“The grammarian plays an important role in helping all club members improve their grammar and vocabulary. I will listen to the language and grammar usage of all speakers, noting incomplete sentences, mispronunciations, grammatical mistakes, non-sequiturs, malapropisms, etc.”
That is the role description the grammarian at my club shares at the top of the meeting to describe her role responsibilities, but I wonder how many of us truly know what all these things are. In a multi-part posting, I will describe each of these, so that as meeting grammarian you have a better take on what your ears need to detect.
In this posting, we will consider incomplete sentences.
I suppose these occur more in conversational, interactive contexts than when delivering a speech. You start a sentence but never end it, putting in place the period. Instead, were it to appear in written form, it would end with an ellipsis.
Example: I was planning to go to the store, but . . .
Example: Were you going to give a speech at the next meeting, or . . .
I hear these on occasion in my position as a transcriptionist, and I confess that I’ve let things trail off on occasion. The ellipsis is a verbal invitation for the other party to jump in, but that’s in the case of a conversation. A speech is not a conversation, however, so the ellipsis is a bad thing.

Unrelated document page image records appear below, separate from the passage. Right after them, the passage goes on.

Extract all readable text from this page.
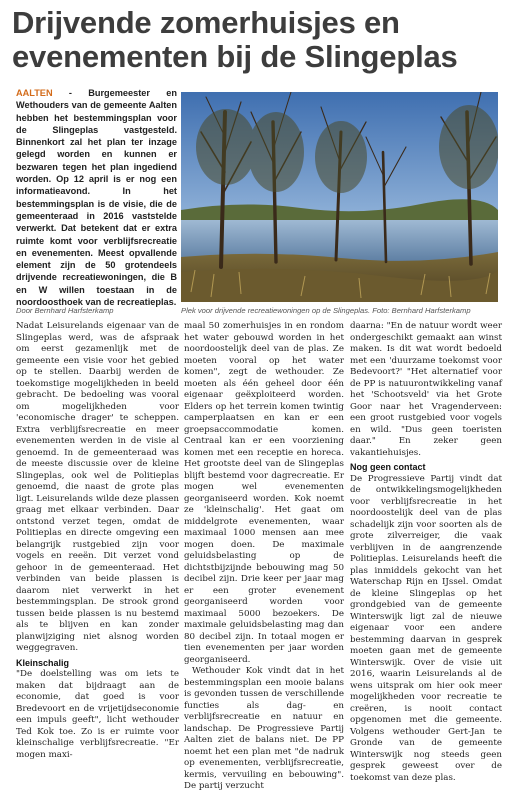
Drijvende zomerhuisjes en
evenementen bij de Slingeplas
AALTEN - Burgemeester en Wethouders van de gemeente Aalten hebben het bestemmingsplan voor de Slingeplas vastgesteld. Binnenkort zal het plan ter inzage gelegd worden en kunnen er bezwaren tegen het plan ingediend worden. Op 12 april is er nog een informatieavond. In het bestemmingsplan is de visie, die de gemeenteraad in 2016 vaststelde verwerkt. Dat betekent dat er extra ruimte komt voor verblijfsrecreatie en evenementen. Meest opvallende element zijn de 50 grotendeels drijvende recreatiewoningen, die B en W willen toestaan in de noordoosthoek van de recreatieplas.
Door Bernhard Harfsterkamp	Plek voor drijvende recreatiewoningen op de Slingeplas. Foto: Bernhard Harfsterkamp

Nadat Leisurelands eigenaar van de Slingeplas werd, was de afspraak om eerst gezamenlijk met de gemeente een visie voor het gebied op te stellen. Daarbij werden de toekomstige mogelijkheden in beeld gebracht. De bedoeling was vooral om mogelijkheden voor 'economische drager' te scheppen. Extra verblijfsrecreatie en meer evenementen werden in de visie al genoemd. In de gemeenteraad was de meeste discussie over de kleine Slingeplas, ook wel de Politieplas genoemd, die naast de grote plas ligt. Leisurelands wilde deze plassen graag met elkaar verbinden. Daar ontstond verzet tegen, omdat de Politieplas en directe omgeving een belangrijk rustgebied zijn voor vogels en reeën. Dit verzet vond gehoor in de gemeenteraad. Het verbinden van beide plassen is daarom niet verwerkt in het bestemmingsplan. De strook grond tussen beide plassen is nu bestemd als te blijven en kan zonder planwijziging niet alsnog worden weggegraven.

Kleinschalig

"De doelstelling was om iets te maken dat bijdraagt aan de economie, dat goed is voor Bredevoort en de vrijetijdseconomie een impuls geeft", licht wethouder Ted Kok toe. Zo is er ruimte voor kleinschalige verblijfsrecreatie. "Er mogen maxi-

maal 50 zomerhuisjes in en rondom het water gebouwd worden in het noordoostelijk deel van de plas. Ze moeten vooral op het water komen", zegt de wethouder. Ze moeten als één geheel door één eigenaar geëxploiteerd worden. Elders op het terrein komen twintig camperplaatsen en kan er een groepsaccommodatie komen. Centraal kan er een voorziening komen met een receptie en horeca. Het grootste deel van de Slingeplas blijft bestemd voor dagrecreatie. Er mogen wel evenementen georganiseerd worden. Kok noemt ze 'kleinschalig'. Het gaat om middelgrote evenementen, waar maximaal 1000 mensen aan mee mogen doen. De maximale geluidsbelasting op de dichtstbijzijnde bebouwing mag 50 decibel zijn. Drie keer per jaar mag er een groter evenement georganiseerd worden voor maximaal 5000 bezoekers. De maximale geluidsbelasting mag dan 80 decibel zijn. In totaal mogen er tien evenementen per jaar worden georganiseerd.

Wethouder Kok vindt dat in het bestemmingsplan een mooie balans is gevonden tussen de verschillende functies als dag- en verblijfsrecreatie en natuur en landschap. De Progressieve Partij Aalten ziet de balans niet. De PP noemt het een plan met "de nadruk op evenementen, verblijfsrecreatie, kermis, vervuiling en bebouwing". De partij verzucht

daarna: "En de natuur wordt weer ondergeschikt gemaakt aan winst maken. Is dit wat wordt bedoeld met een 'duurzame toekomst voor Bedevoort?' "Het alternatief voor de PP is natuurontwikkeling vanaf het 'Schootsveld' via het Grote Goor naar het Vragenderveen: een groot rustgebied voor vogels en wild. "Dus geen toeristen daar." En zeker geen vakantiehuisjes.

Nog geen contact

De Progressieve Partij vindt dat de ontwikkelingsmogelijkheden voor verblijfsrecreatie in het noordoostelijk deel van de plas schadelijk zijn voor soorten als de grote zilverreiger, die vaak verblijven in de aangrenzende Politieplas. Leisurelands heeft die plas inmiddels gekocht van het Waterschap Rijn en IJssel. Omdat de kleine Slingeplas op het grondgebied van de gemeente Winterswijk ligt zal de nieuwe eigenaar voor een andere bestemming daarvan in gesprek moeten gaan met de gemeente Winterswijk. Over de visie uit 2016, waarin Leisurelands al de wens uitsprak om hier ook meer mogelijkheden voor recreatie te creëren, is nooit contact opgenomen met die gemeente. Volgens wethouder Gert-Jan te Gronde van de gemeente Winterswijk nog steeds geen gesprek geweest over de toekomst van deze plas.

Solution: Have mentally ready your complete thought, even if it requires you to take a moment to fully encapsulate it. Remember that in speech presentation a pause is a good thing, so use one if need be to finish in your mind the sentence. What happened as you were planning to go to the store? Were you or were you not going to give a speech at the next meeting?
Your audience would appreciate a complete thought, so why not provide it?